The Highwayman: A Longmire Story

“Your husband?”


She made a long, exasperated noise through her clenched teeth. “No, Heeci’ecihit, the Highwayman.”

“Well . . .”

Her head slipped to the side, and she eyed me at an angle. “He died in fire. It is a bad way to go.”

“I don’t know if there are any good ones.”

She flapped the hand at me again. “There are many, but fire is bad. The terrible thing about fire is that you become one with the wind, your ashes carried around the world over and over again seeking peace but finding none. Every time Heeci’ecihit attempts to come to rest, the winds pick him up, blowing on the embers of his soul and carrying him further.”

I cleared my throat and leaned in. “So, if we were so inclined, how could we find peace for him?”

I sat there looking at her, and the noises from the casino seemed to fade away and we might’ve been sitting in the canyon with only the sound of the water and the wind around us. “The dead only want the same as the living.”

“Which is?”

“To be understood, but to help him be understood you must first understand him.” She studied me for a long time. “I have decided to help you.”

“In what way?”

“I think it is time we did a purification ceremony in the canyon and do what we can to help Heeci’ecihit find the peace he deserves.”

“You don’t think he stole the money?”

“No. I do not, but there are those who do. I would say that is part of what keeps him restless and riding the wind.”

“What else?”

“Things I cannot say—things you will have to discover on your own.”

She glanced at Theona and lowered her voice. “The family has had a hard life, harder since Bobby died, but she did not know him that well.”

“And you did?”

Her eyes came up sharp. “Yes, I did.”

It was a hunch, but that’s how I make my living, so I did something I tried never to do. “Kimama, how old are you?”

The darts in her eyes faded, and she smiled. “I do not know.”

Her tone was coy, but I was pretty sure. “Don’t know, or won’t tell me?”

“How old do you think I am, Bucket?”

“I’m guessing, mind you, but there’s one known fact that gives me an idea.” I leaned forward, placing an elbow on the table and crowding her personal space, but she didn’t even bat an eye. “Bobby Womack was thirty-two years old when he died and if you’re about the same age as he was and Sam Little Soldier, which I think you are, then that would put you somewhere around seventy.” I waited a few seconds and then added, “I bet I’m close.”

She rested her hands on her lap and stared at the floor. “Thirty-two does not sound so old now, does it?”

“Sometimes it’s as old as you get.”

She pulled at her lip as if stretching it might loosen the words. “My marriage was a bad marriage to begin with and when I discovered I could not have children, it got worse.
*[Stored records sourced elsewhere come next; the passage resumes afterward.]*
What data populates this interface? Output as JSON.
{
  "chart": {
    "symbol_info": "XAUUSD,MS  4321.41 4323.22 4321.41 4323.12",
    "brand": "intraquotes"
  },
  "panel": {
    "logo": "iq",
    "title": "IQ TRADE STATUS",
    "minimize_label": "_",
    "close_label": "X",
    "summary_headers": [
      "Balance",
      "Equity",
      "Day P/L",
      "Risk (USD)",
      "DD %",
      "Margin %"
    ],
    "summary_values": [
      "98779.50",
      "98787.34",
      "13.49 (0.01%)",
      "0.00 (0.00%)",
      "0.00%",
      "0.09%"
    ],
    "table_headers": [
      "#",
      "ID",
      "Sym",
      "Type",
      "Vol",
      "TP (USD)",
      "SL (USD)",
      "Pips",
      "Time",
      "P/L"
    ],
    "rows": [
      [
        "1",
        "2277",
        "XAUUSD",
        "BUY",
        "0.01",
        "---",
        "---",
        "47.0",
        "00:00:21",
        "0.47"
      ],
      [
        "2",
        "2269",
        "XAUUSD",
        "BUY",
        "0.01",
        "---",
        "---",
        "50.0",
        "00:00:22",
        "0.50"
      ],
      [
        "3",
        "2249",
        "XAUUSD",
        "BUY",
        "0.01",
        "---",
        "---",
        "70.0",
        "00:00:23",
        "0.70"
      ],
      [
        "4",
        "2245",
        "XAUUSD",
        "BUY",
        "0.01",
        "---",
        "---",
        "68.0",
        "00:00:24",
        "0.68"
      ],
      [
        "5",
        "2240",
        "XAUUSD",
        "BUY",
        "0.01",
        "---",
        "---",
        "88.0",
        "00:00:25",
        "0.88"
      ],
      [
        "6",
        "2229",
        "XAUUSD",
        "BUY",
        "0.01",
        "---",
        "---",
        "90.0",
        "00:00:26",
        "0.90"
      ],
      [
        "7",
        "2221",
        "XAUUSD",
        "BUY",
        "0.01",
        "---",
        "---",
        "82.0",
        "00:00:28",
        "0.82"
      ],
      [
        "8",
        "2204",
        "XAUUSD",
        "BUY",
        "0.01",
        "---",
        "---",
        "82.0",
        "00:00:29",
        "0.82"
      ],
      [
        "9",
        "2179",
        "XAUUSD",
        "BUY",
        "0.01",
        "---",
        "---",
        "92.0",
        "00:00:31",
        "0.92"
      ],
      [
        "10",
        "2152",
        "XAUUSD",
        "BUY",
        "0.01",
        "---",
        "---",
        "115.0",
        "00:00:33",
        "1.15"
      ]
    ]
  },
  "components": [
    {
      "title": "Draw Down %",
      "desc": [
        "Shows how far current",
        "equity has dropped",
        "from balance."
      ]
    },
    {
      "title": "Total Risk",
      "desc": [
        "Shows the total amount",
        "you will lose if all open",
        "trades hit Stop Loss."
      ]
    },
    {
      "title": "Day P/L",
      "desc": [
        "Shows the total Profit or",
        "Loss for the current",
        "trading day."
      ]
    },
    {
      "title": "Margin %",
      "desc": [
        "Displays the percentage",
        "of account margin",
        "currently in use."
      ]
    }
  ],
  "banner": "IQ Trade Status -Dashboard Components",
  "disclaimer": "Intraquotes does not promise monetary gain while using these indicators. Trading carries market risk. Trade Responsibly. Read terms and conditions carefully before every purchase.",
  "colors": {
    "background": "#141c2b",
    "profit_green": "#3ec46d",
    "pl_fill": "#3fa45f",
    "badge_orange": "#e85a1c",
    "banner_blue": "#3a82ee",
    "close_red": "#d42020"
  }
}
My husband held it against me—he was a big man and struck me often. He would not grant me a divorce. It is strange, but in those days such a thing was unheard of. Bobby and me started seeing each other on the sly. Nobody knew about it, but I would often drive up into the canyon to be with him.”

“Did he ever say anything about the men he’d shot?”

“Yes, he talked of it many times. It was a great sorrow to him that he had to do such a thing and especially to two of his own people. He said he had no choice, that they had pointed their guns at him and he had responded the way he had been trained, and now they were dead.”

I pulled the coin from my pocket and handed it to her. “The flat-hat, Rosey, has been finding one of these just before something terrible happens in the canyon.”

She felt the silver dollar in her hand, running her thumb over the surface but not looking at it. “You received this one?”

“Yep.”

“When?”

“Last night, in the tunnels.”

“Did something terrible happen?”

I thought about it as I watched her fingers run over the coin and then decided an attempted suicide pretty much fit the bill. “Yep, I guess you could say that.”

“But the flat-hat, she lives?”

“Yep.”

“Because of you.”

“I suppose, and Henry.” I brought my eyes up to her. “Did he ever say anything about the money?”

“No, but people talked because he was Indian.” She looked out at the casino again. “Things have changed but maybe not so much.”

“Did it bother him, the things that people said?”

Her eyes turned back, and she studied me. “Would they have bothered you, those words?”